Ingredients, makes 6-8
150g whole golden flaxseeds
½ teaspoon sea salt
½ teaspoon bicarbonate of soda
2 tablespoons apple cider vinegar or lemon juice
3 tablespoons water
For topping: chia, sesame or poppy seeds
- Preheat the oven to 180°C fan
- If using whole golden linseeds, grind for ten seconds in a mini food processor to make a flour. Alternatively you can use milled flaxseeds.
- Transfer the linseeds to a bowl and add the sea salt and the bicarbonate of soda.
- Whisk the three eggs with the water. When slightly fluffy, add the apple cider vinegar. Again, I do this in my bullet blender.
- Stir the egg mixture into the linseeds and mix well. When well combined, leave to thicken for around two minutes.

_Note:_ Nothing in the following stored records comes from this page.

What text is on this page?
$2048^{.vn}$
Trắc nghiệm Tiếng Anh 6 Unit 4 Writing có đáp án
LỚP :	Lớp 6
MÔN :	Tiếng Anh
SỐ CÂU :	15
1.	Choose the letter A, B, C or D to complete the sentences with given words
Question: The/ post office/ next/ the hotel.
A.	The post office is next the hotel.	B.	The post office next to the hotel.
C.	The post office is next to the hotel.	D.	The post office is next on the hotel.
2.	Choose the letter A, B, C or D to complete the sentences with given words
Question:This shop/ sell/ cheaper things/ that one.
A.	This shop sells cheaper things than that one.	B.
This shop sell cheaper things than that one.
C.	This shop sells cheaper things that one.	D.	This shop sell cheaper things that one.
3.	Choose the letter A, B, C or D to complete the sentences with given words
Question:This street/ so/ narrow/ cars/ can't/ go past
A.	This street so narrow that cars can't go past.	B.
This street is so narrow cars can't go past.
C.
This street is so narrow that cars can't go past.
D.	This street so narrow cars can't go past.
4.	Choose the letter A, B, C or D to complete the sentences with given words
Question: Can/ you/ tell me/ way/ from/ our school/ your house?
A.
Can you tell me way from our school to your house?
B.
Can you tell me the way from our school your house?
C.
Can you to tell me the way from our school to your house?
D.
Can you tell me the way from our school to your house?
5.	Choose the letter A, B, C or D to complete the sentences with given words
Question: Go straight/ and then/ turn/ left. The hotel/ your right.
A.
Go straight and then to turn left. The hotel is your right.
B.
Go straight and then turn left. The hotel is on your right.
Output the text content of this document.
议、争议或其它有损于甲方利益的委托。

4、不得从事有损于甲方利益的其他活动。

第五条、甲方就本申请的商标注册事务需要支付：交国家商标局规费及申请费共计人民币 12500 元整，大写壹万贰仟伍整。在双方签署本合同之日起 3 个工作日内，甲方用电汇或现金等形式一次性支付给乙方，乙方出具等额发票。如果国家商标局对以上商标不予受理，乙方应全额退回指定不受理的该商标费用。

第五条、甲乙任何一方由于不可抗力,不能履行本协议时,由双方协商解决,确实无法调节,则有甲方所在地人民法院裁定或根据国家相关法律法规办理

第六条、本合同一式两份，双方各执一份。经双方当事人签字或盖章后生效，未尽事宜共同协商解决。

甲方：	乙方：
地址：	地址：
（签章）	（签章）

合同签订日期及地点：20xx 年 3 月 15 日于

- Cover a tray with baking parchment and spoon out into six to eight mounds. Sprinkle with sesame seeds, chia or poppy seeds.
- Bake for 18-22 minutes until the rolls feel springy to touch.
- Allow to cool before slicing in half and serving.
TIP: try adding caraway or fennel seeds, turmeric, pepper or other flavours. I love salt and pepper in summer and warm turmeric in winter. These freeze well.